The first step of the clinical-trials process is trial design. What should be given to the patient? How many patients are there? What data should be collected on them? The lab of Jimeng Sun developed an artificial intelligence that can predict whether a trial will succeed based on the drug molecule, target disease and patient eligibility criteria. When the training data is taken into account, SPOT also takes into account trials that took place more recently. Based on the predicted outcome, pharmaceutical companies might decide to alter a trial design, or try a different drug completely.

Computing power followed Moore’s law for a long time. The number of components on an integrated circuit doubled roughly every two years. The contrasting path of drug development was described by the term Eroom’s law. Over the previous 60 years, the number of drugs approved in the US has halved every nine years. It takes more than a billion dollars in funding and a decade of work to get a new medication to market.

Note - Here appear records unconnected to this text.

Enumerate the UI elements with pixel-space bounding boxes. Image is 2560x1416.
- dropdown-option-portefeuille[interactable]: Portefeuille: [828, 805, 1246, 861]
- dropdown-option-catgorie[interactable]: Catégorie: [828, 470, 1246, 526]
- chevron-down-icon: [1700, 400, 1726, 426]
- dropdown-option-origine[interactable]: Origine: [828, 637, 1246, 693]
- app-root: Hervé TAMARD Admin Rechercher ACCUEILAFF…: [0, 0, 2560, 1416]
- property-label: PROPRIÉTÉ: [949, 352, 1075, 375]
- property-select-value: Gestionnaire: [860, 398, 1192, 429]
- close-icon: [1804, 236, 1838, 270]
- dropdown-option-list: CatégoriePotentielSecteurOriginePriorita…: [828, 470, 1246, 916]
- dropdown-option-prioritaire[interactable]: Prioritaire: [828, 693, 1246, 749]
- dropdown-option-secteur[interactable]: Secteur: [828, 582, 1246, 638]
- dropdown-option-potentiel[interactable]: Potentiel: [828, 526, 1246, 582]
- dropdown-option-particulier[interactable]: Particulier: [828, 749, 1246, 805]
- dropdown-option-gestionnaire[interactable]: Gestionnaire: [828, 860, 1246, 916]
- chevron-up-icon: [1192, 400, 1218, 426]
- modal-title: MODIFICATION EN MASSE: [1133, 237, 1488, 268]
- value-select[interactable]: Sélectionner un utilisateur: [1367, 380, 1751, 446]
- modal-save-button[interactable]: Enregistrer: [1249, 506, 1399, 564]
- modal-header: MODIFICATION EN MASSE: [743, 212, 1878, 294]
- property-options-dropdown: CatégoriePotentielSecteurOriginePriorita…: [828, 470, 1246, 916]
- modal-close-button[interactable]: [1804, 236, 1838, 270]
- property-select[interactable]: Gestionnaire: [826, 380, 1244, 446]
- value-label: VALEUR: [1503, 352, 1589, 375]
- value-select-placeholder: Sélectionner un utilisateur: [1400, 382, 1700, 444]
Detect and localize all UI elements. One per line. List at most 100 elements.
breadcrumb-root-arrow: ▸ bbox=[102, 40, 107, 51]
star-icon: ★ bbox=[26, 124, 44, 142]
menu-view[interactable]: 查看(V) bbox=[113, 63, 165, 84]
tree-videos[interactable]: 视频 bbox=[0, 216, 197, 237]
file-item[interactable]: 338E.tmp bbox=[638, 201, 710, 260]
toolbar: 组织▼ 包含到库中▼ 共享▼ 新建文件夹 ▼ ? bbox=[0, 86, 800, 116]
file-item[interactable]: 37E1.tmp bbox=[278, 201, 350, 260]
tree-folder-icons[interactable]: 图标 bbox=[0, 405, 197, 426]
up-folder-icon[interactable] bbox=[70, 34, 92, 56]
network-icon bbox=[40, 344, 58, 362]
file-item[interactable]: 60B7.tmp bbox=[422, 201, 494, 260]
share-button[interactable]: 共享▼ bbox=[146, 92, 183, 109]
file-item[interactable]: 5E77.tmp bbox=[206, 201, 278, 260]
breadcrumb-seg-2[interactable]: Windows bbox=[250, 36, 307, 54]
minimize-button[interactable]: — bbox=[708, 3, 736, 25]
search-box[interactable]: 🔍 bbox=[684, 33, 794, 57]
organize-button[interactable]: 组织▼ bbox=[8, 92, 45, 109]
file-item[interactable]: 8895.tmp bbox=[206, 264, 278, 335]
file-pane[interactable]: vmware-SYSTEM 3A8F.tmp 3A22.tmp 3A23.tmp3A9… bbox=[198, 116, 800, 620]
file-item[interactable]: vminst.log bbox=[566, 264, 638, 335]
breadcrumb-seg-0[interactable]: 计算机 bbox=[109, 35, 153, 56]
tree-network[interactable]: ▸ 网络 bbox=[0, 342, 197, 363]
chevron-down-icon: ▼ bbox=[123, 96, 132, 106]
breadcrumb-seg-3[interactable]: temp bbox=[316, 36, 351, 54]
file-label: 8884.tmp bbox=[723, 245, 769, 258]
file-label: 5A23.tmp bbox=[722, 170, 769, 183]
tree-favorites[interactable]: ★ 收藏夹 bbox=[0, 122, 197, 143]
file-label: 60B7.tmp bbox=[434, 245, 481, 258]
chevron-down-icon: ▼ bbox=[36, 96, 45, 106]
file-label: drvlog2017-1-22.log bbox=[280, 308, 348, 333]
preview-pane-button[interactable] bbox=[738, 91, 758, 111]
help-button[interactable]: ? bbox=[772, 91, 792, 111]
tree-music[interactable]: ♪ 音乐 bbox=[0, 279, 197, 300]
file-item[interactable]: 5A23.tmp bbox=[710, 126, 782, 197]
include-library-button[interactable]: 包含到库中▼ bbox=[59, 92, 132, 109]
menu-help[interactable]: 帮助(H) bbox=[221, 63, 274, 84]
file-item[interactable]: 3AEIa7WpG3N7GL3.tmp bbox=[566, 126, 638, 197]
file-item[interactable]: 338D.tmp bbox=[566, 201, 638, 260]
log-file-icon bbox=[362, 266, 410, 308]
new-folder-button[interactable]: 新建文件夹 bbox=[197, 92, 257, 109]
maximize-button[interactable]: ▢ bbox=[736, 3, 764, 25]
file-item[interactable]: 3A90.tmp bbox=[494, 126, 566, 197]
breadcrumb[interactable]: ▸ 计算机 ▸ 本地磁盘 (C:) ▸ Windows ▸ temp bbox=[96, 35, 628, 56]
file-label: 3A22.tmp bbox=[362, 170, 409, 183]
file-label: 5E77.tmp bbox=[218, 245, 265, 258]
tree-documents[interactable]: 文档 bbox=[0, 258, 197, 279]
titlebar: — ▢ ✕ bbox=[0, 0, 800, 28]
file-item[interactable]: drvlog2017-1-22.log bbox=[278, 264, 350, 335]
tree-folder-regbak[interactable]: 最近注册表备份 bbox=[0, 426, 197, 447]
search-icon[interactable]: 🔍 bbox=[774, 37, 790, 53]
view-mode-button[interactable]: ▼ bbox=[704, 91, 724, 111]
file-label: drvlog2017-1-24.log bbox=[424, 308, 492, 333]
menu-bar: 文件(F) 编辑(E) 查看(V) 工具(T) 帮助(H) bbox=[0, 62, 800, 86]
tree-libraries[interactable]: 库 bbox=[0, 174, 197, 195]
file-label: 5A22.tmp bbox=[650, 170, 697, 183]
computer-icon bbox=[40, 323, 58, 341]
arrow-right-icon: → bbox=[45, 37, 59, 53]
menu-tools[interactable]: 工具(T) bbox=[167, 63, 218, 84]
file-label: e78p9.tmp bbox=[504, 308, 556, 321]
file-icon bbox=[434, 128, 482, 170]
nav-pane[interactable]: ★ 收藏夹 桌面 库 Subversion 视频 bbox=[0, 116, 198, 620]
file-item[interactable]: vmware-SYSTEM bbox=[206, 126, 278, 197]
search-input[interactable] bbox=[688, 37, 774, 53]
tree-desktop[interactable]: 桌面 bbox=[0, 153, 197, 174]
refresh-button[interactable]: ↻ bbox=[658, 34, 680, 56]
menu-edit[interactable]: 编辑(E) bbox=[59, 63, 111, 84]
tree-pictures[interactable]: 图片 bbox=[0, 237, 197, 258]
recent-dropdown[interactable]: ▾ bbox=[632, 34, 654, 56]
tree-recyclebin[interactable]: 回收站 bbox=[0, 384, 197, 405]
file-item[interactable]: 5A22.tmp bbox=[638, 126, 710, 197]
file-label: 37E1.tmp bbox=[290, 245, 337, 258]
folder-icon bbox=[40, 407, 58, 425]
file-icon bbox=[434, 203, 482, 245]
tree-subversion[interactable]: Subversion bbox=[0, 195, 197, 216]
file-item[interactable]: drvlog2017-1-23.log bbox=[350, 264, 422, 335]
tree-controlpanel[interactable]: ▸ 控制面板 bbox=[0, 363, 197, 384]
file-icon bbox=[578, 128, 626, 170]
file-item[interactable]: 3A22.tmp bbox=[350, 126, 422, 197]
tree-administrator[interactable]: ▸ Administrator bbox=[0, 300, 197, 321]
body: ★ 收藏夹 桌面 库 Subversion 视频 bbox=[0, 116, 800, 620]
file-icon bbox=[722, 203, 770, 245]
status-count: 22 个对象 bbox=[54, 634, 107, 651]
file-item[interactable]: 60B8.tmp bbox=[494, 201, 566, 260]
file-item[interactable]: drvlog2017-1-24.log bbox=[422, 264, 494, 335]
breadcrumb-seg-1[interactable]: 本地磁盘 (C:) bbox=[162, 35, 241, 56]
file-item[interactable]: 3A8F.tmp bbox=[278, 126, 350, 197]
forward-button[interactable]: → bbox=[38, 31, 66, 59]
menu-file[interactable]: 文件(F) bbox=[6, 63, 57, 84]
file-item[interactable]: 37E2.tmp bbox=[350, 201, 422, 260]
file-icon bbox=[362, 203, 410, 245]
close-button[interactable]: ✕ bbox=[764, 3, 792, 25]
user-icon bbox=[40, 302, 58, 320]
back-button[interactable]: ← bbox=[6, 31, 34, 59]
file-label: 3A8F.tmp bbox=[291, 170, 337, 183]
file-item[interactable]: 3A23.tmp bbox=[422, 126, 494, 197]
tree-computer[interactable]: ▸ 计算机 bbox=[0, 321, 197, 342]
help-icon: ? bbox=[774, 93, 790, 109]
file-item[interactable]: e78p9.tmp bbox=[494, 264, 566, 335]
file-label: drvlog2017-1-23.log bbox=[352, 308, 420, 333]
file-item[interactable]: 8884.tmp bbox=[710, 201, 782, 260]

Half of the time is spent on trials which are larger and more complex. Only a small percentage of drugs enter phase I trials are eventually approved.

Researchers have developed an artificial intelligence (AI) machine learning system that can predict whether a clinical trial will fail based on the drug molecule, target disease and patient eligibility criteria. The machine learning system can extract safety and efficacy information from the abstract of clinical trials. It can also analyse patient data from a wide range of countries.